Upon our arrival at the Children’s, a whole team was waiting for us. They quickly made the decision to transfer Charlotte to the Pediatric Intensive Care Unit (PICU) on 9D, where she would spend the following two weeks hooked up to a respirator and sedated. Her X-rays were disastrous: her entire respiratory system was affected. Without the help of the breathing machines, Charlotte wouldn’t be alive. Even while sedated and intubated, she was coughing. And when she coughed, the outline of her lips turned purple.
Every day we lived in fear of losing her. Antibiotic after antibiotic, nothing was working. Charlotte had a collapsed lung and had to be connected to another type of device: a high-frequency ventilator. Dr. Samara Zavalkoff, pediatric intensivist, called us to tell us the news. She was reassuring, telling us that Charlotte was responding well to new device, but emphasizing that this was her last option. Torn between our need to be near her and caring for two children at home, we made the trip to and from the hospital every day. The Children’s helped us with parking fees, because the cost of living at a hospital was beginning to weigh heavily on us. The unit on 9D became our second home. We even spent the night when Charlotte’s lung collapsed.
The staff members in the PICU were angels! Always welcoming and ready to give us their chairs so we could spend a few minutes with our little one who was hooked up to dozens of highly sophisticated devices, without which she would not be alive. I couldn’t touch my baby because it could cause her to resist sedation. I felt helpless in my role as her mother. No diapers to change, no bottles or baths to give. I couldn’t even rock her back and forth. My little doll had to fight this on her own.
After a nightmarish two weeks, Charlotte began to show signs of healing! I will always remember the day Dr. Zavalkoff sat down next to us and Charlotte and said, “I think we’ve made it through!”
Her X-rays supported her claim; we could clearly see the difference between her condition at that moment, compared to when she had first arrived. Her lungs, once white on the initial X-ray, had become almost transparent.

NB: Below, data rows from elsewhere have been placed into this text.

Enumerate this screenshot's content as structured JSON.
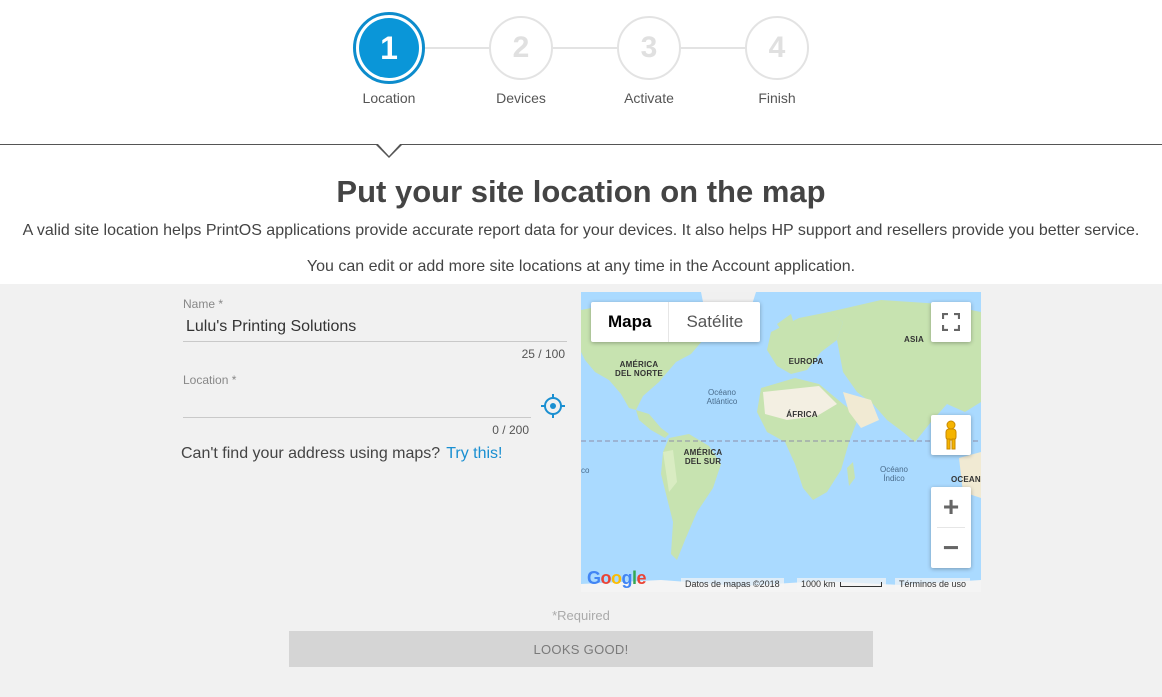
{
  "stepper": {
    "steps": [
      {
        "number": "1",
        "label": "Location",
        "state": "active"
      },
      {
        "number": "2",
        "label": "Devices",
        "state": "inactive"
      },
      {
        "number": "3",
        "label": "Activate",
        "state": "inactive"
      },
      {
        "number": "4",
        "label": "Finish",
        "state": "inactive"
      }
    ]
  },
  "page": {
    "title": "Put your site location on the map",
    "description": "A valid site location helps PrintOS applications provide accurate report data for your devices. It also helps HP support and resellers provide you better service.",
    "note": "You can edit or add more site locations at any time in the Account application."
  },
  "form": {
    "name_label": "Name",
    "name_value": "Lulu's Printing Solutions",
    "name_counter": "25 / 100",
    "location_label": "Location",
    "location_value": "",
    "location_counter": "0 / 200",
    "required_mark": "*",
    "help_text": "Can't find your address using maps?",
    "help_link": "Try this!",
    "required_note": "*Required",
    "submit_label": "LOOKS GOOD!"
  },
  "map": {
    "type_options": [
      "Mapa",
      "Satélite"
    ],
    "selected_type": "Mapa",
    "labels": {
      "north_america": "AMÉRICA\nDEL NORTE",
      "europe": "EUROPA",
      "asia": "ASIA",
      "africa": "ÁFRICA",
      "south_america": "AMÉRICA\nDEL SUR",
      "atlantic": "Océano\nAtlántico",
      "indian": "Océano\nÍndico",
      "oceania": "OCEAN",
      "edge": "co"
    },
    "google_logo": "Google",
    "data_attribution": "Datos de mapas ©2018",
    "scale": "1000 km",
    "terms": "Términos de uso",
    "colors": {
      "water": "#aadaff",
      "land": "#c7e3b0",
      "desert": "#f3efe2"
    }
  },
  "colors": {
    "accent": "#0a96d8",
    "link": "#1a8fd1",
    "panel": "#f1f1f1",
    "button_disabled": "#d5d5d5"
  }
}
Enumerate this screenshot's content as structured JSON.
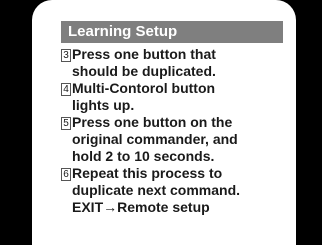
{
  "title": "Learning Setup",
  "steps": [
    {
      "number": "3",
      "lines": [
        "Press one button that",
        "should be duplicated."
      ]
    },
    {
      "number": "4",
      "lines": [
        "Multi-Contorol  button",
        "lights up."
      ]
    },
    {
      "number": "5",
      "lines": [
        "Press one button on the",
        "original commander, and",
        "hold 2 to 10 seconds."
      ]
    },
    {
      "number": "6",
      "lines": [
        "Repeat this process to",
        "duplicate next command."
      ]
    }
  ],
  "exit": {
    "key": "EXIT",
    "arrow": "→",
    "target": "Remote setup"
  }
}
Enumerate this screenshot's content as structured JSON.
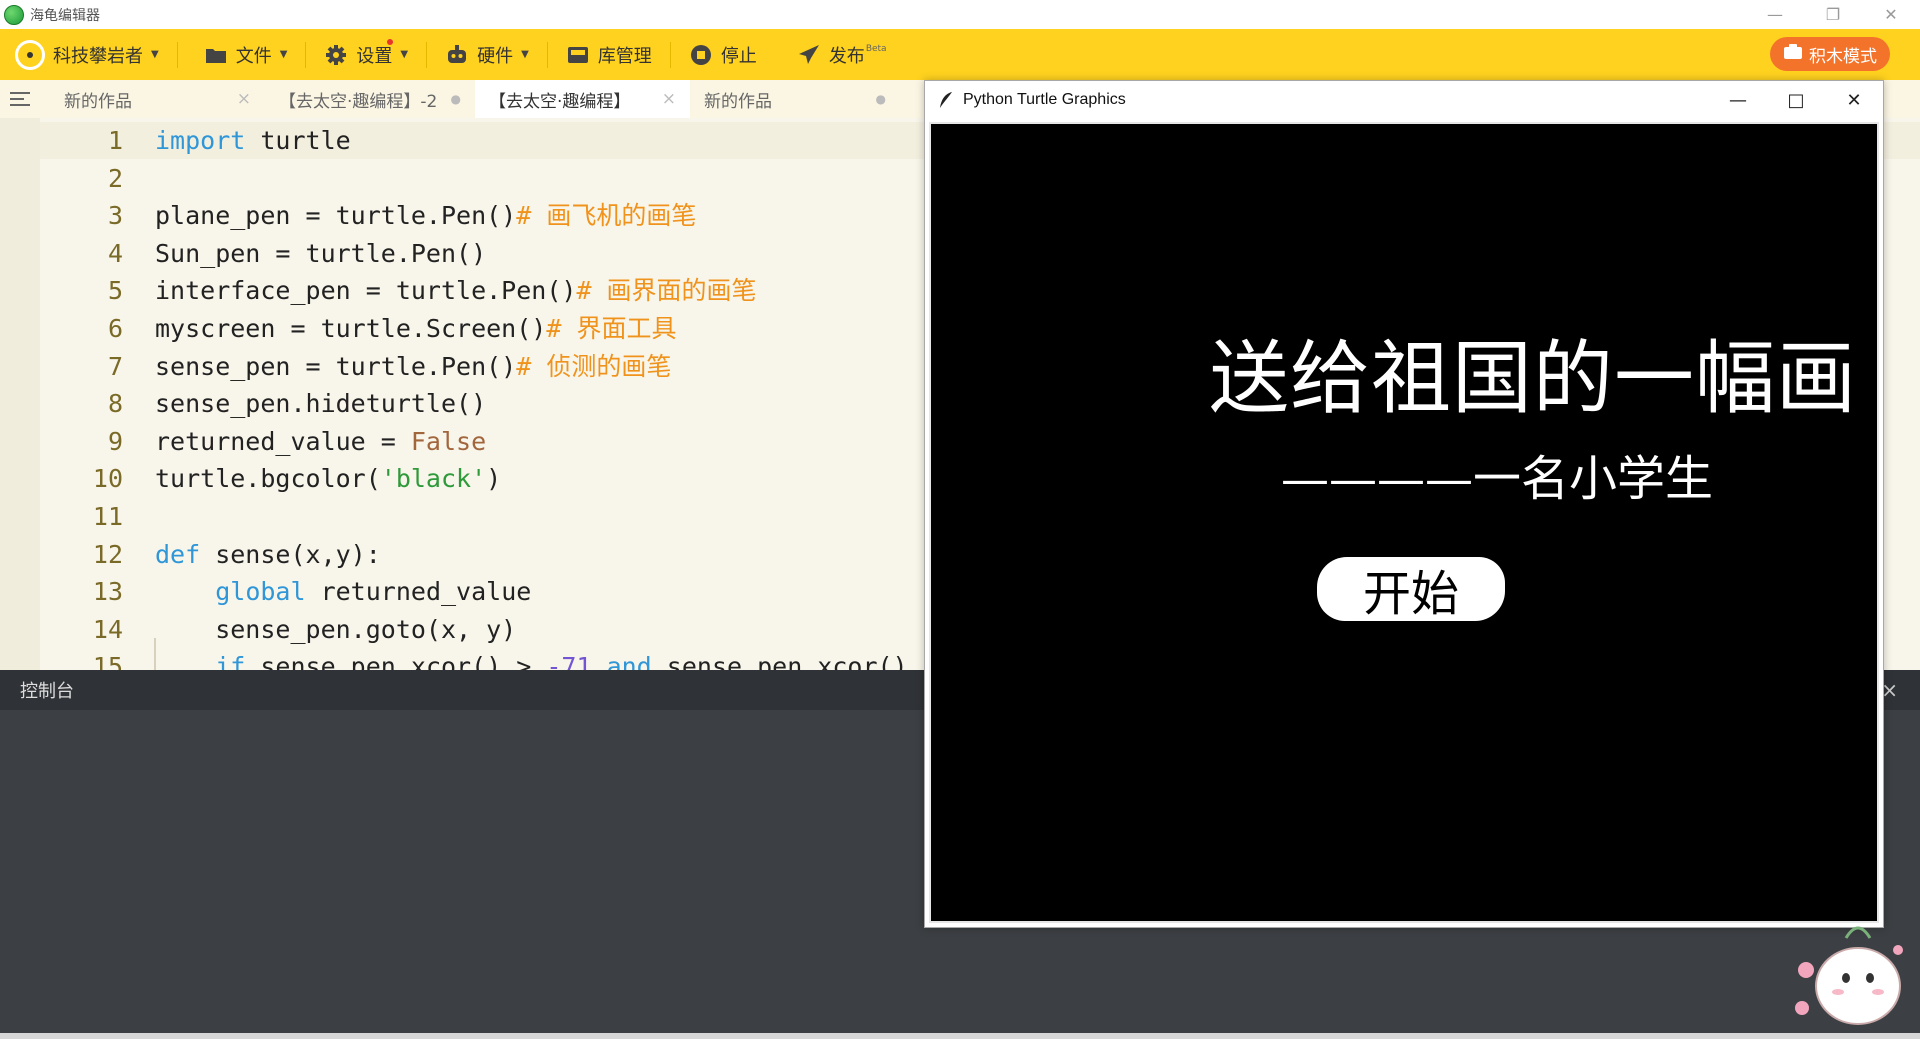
{
  "app": {
    "title": "海龟编辑器"
  },
  "toolbar": {
    "user": "科技攀岩者",
    "file": "文件",
    "settings": "设置",
    "hardware": "硬件",
    "library": "库管理",
    "stop": "停止",
    "publish": "发布",
    "publish_badge": "Beta",
    "blocks_mode": "积木模式"
  },
  "tabs": [
    {
      "label": "新的作品",
      "marker": "×"
    },
    {
      "label": "【去太空·趣编程】-2",
      "marker": "●"
    },
    {
      "label": "【去太空·趣编程】",
      "marker": "×"
    },
    {
      "label": "新的作品",
      "marker": "●"
    }
  ],
  "editor": {
    "lines": [
      {
        "n": "1",
        "segments": [
          [
            "kw",
            "import"
          ],
          [
            "txt",
            " turtle"
          ]
        ]
      },
      {
        "n": "2",
        "segments": []
      },
      {
        "n": "3",
        "segments": [
          [
            "txt",
            "plane_pen = turtle.Pen()"
          ],
          [
            "cm",
            "# 画飞机的画笔"
          ]
        ]
      },
      {
        "n": "4",
        "segments": [
          [
            "txt",
            "Sun_pen = turtle.Pen()"
          ]
        ]
      },
      {
        "n": "5",
        "segments": [
          [
            "txt",
            "interface_pen = turtle.Pen()"
          ],
          [
            "cm",
            "# 画界面的画笔"
          ]
        ]
      },
      {
        "n": "6",
        "segments": [
          [
            "txt",
            "myscreen = turtle.Screen()"
          ],
          [
            "cm",
            "# 界面工具"
          ]
        ]
      },
      {
        "n": "7",
        "segments": [
          [
            "txt",
            "sense_pen = turtle.Pen()"
          ],
          [
            "cm",
            "# 侦测的画笔"
          ]
        ]
      },
      {
        "n": "8",
        "segments": [
          [
            "txt",
            "sense_pen.hideturtle()"
          ]
        ]
      },
      {
        "n": "9",
        "segments": [
          [
            "txt",
            "returned_value = "
          ],
          [
            "const",
            "False"
          ]
        ]
      },
      {
        "n": "10",
        "segments": [
          [
            "txt",
            "turtle.bgcolor("
          ],
          [
            "str",
            "'black'"
          ],
          [
            "txt",
            ")"
          ]
        ]
      },
      {
        "n": "11",
        "segments": []
      },
      {
        "n": "12",
        "segments": [
          [
            "kw",
            "def"
          ],
          [
            "txt",
            " sense(x,y):"
          ]
        ]
      },
      {
        "n": "13",
        "segments": [
          [
            "txt",
            "    "
          ],
          [
            "kw",
            "global"
          ],
          [
            "txt",
            " returned_value"
          ]
        ]
      },
      {
        "n": "14",
        "segments": [
          [
            "txt",
            "    sense_pen.goto(x, y)"
          ]
        ]
      },
      {
        "n": "15",
        "segments": [
          [
            "txt",
            "    "
          ],
          [
            "kw",
            "if"
          ],
          [
            "txt",
            " sense_pen.xcor() > "
          ],
          [
            "num",
            "-71"
          ],
          [
            "txt",
            " "
          ],
          [
            "kw",
            "and"
          ],
          [
            "txt",
            " sense_pen.xcor()"
          ]
        ]
      }
    ]
  },
  "console": {
    "title": "控制台",
    "close": "×"
  },
  "turtle_window": {
    "title": "Python Turtle Graphics",
    "canvas_title": "送给祖国的一幅画",
    "canvas_subtitle": "————一名小学生",
    "start_button": "开始"
  },
  "colors": {
    "toolbar": "#ffd21f",
    "blocks_button": "#f4732b",
    "editor_bg": "#f8f5ea",
    "console_bg": "#3c3f43",
    "keyword": "#2f96d8",
    "comment": "#f0931c",
    "string": "#2e9a3a"
  }
}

I cried a lot that day. It was as though I could breathe for the first time in two weeks. Within a short span of time, Charlotte got stronger and was transferred down to another unit. It was with a heavy heart that we left the super nurses on 9D.
When you’re hanging on your child’s every breath, two weeks feels like months! Today, Charlotte is 6 years old. She’s a curious, charming little girl, but is also a little warrior. I wouldn’t advise getting in her way! I am so thankful that my little one is alright, but am even more thankful to the Children’s and its’ staff members who did everything humanly possible to help her fight her way back to health!